Delete deprecated stuff (#38838)

* delete deprecated stuff * fix copies * remove unused tests * fix modernbert and fuyu * Update src/transformers/cache_utils.py Co-authored-by: Joao Gante <joaofranciscocardosogante@gmail.com> * bye bye `seen_tokens` * address comments * update typings * ecnoder decoder models follow same pattern as whisper * fix copies * why is it set to False? * fix switch transformers * fix encoder decoder models shared weight * fix copies and RAG * remove `next_cache` * fix gptj/git * fix copies * fix copies * style... * another forgotten docsrting --------- Co-authored-by: Joao Gante <joaofranciscocardosogante@gmail.com>
2025-07-10 10:18:44 +05:00
parent c6ee0b1da8
commit bc161d5d06
141 changed files with 914 additions and 2164 deletions
--- a/tests/utils/test_modeling_rope_utils.py
+++ b/tests/utils/test_modeling_rope_utils.py
@@ -77,58 +77,6 @@ class RopeTest(unittest.TestCase):
                    self.assertEqual(len(logs.output), 1)

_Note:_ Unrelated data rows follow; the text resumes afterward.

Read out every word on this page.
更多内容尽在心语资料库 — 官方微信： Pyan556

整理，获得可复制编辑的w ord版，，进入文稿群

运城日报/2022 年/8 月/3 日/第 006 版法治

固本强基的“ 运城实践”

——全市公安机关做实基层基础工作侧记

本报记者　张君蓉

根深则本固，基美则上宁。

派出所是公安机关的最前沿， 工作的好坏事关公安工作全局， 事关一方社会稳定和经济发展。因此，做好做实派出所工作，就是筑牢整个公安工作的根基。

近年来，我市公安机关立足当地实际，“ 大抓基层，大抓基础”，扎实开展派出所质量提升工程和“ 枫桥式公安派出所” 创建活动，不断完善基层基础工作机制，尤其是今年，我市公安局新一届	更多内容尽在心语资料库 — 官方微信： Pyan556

                    self.assertIn(model_specific_kwarg, logs.output[0])

-    def test_default_rope_function_bc(self):
-        config = LlamaConfig()
-        device = torch_device
-
-        rope_kwargs = {
-            "rope_type": "default",
-            "dim": config.hidden_size // config.num_attention_heads,
-            "max_position_embeddings": config.max_position_embeddings,
-            "base": config.rope_theta,
-        }
-
-        rope_fn = ROPE_INIT_FUNCTIONS["default"]
-        config_freqs = rope_fn(config=config, device=device)[0]
-        kwargs_freqs = rope_fn(**rope_kwargs, device=device)[0]
-        torch.testing.assert_close(config_freqs, kwargs_freqs)
-
-    def test_linear_rope_function_bc(self):
-        config = LlamaConfig()
-        config.rope_scaling = {"rope_type": "linear", "factor": 10.0}
-        device = torch_device
-
-        rope_kwargs = {
-            "rope_type": "linear",
-            "dim": config.hidden_size // config.num_attention_heads,
-            "max_position_embeddings": config.max_position_embeddings,
-            "base": config.rope_theta,
-            "factor": 10.0,
-        }
-
-        rope_fn = ROPE_INIT_FUNCTIONS["linear"]
-        config_freqs = rope_fn(config=config, device=device)[0]
-        kwargs_freqs = rope_fn(**rope_kwargs, device=device)[0]
-        torch.testing.assert_close(config_freqs, kwargs_freqs)
-
-    def test_dynamic_rope_function_bc(self):
-        config = LlamaConfig()
-        config.rope_scaling = {"rope_type": "dynamic", "factor": 10.0}
-        device = torch_device
-
-        rope_kwargs = {
-            "rope_type": "dynamic",
-            "dim": config.hidden_size // config.num_attention_heads,
-            "max_position_embeddings": config.max_position_embeddings,
-            "base": config.rope_theta,
-            "factor": 10.0,
-        }
-
-        rope_fn = ROPE_INIT_FUNCTIONS["dynamic"]
-        config_freqs = rope_fn(config=config, device=device)[0]
-        kwargs_freqs = rope_fn(**rope_kwargs, device=device)[0]
-        torch.testing.assert_close(config_freqs, kwargs_freqs)
-
    def test_default_rope_numerically(self):
        # Note: some RoPE scaling methods start off by calling the default RoPE frequencies. If this test fails, then
        # multiple RoPE strategies will fail.